Question 1: Can someone clarify please?
Also, on other note, I used a single document and created 3 versions of index (0 replica, 1 shard) based on same document, which is size 4 KB in raw.
v1 - Analyzed on single attribute
v2 - Analyzed on single attribute, but _all is set to fals
v3 - No attribute is analyzed
When I put the content, below is what the output I saw
get _cat/shards/v1,v2,v3?v
index shard prirep state docs store ip node
v1 0 p STARTED 5 18.8kb 127.0.0.1 Wildboys
v2 0 p STARTED 5 18.8kb 127.0.0.1 Wildboys
v2 0 p STARTED 5 19kb 127.0.0.1 Wildboys
It would be helpful if someone clarifies below queries
Question 2 : How is it that size is so greater than original text. I tried doing /v1/_analyze...on analyzed content and it translates to 18 terms
Question 3: Why docs is 5. get _cat/indices/v1,v2,v3?v also says 5 as document count, though it is only one. get /v1/_count says correctly as 1.

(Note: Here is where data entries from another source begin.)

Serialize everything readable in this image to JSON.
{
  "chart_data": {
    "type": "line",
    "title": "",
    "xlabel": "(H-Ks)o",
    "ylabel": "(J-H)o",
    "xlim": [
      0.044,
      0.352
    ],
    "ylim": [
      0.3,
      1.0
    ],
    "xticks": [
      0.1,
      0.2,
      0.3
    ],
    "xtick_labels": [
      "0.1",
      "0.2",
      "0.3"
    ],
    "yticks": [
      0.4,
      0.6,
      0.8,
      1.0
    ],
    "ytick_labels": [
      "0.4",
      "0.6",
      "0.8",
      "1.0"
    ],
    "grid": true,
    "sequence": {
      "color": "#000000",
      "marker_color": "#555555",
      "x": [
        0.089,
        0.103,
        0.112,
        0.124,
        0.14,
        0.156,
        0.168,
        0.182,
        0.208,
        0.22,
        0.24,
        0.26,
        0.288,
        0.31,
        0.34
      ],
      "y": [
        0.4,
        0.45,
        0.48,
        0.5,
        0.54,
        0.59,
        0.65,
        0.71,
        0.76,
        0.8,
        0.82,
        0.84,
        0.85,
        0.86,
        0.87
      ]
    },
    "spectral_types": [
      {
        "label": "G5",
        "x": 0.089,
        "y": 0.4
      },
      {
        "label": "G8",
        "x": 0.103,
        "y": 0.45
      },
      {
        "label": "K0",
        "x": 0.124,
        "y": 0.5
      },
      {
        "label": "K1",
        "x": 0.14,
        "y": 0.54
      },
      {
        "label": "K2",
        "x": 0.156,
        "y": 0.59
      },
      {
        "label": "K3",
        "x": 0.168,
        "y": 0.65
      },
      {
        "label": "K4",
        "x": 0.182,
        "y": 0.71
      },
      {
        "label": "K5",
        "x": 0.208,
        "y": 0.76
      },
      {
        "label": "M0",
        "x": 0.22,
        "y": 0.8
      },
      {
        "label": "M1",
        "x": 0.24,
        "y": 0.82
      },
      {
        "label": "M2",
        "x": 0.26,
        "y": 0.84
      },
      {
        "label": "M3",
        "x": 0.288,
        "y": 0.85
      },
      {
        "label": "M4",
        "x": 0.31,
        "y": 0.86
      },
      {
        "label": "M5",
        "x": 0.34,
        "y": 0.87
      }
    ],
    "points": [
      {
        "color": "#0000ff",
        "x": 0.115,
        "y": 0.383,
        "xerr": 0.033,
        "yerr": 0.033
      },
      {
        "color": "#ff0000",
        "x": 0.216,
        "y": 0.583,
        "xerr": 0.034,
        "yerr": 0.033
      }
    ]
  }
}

Question 4: What is a recommended size of Shard and how many shard we could have? <=50 GB on a 14GB RAM machine? Is there any logic for computing the same.
Question 5: Any specific options to reduce size of index other than below
_source=false, which I cannot as I'm not storing fields individually and would avoid
_all=False. I have only one analyzed field. Rest all is not_analyzed
NOTE: I referred below URLs for validating various items
My goal is to get to 20 Million documents/day and keep it for at-least 6-7 months (all hot and search/aggregatable)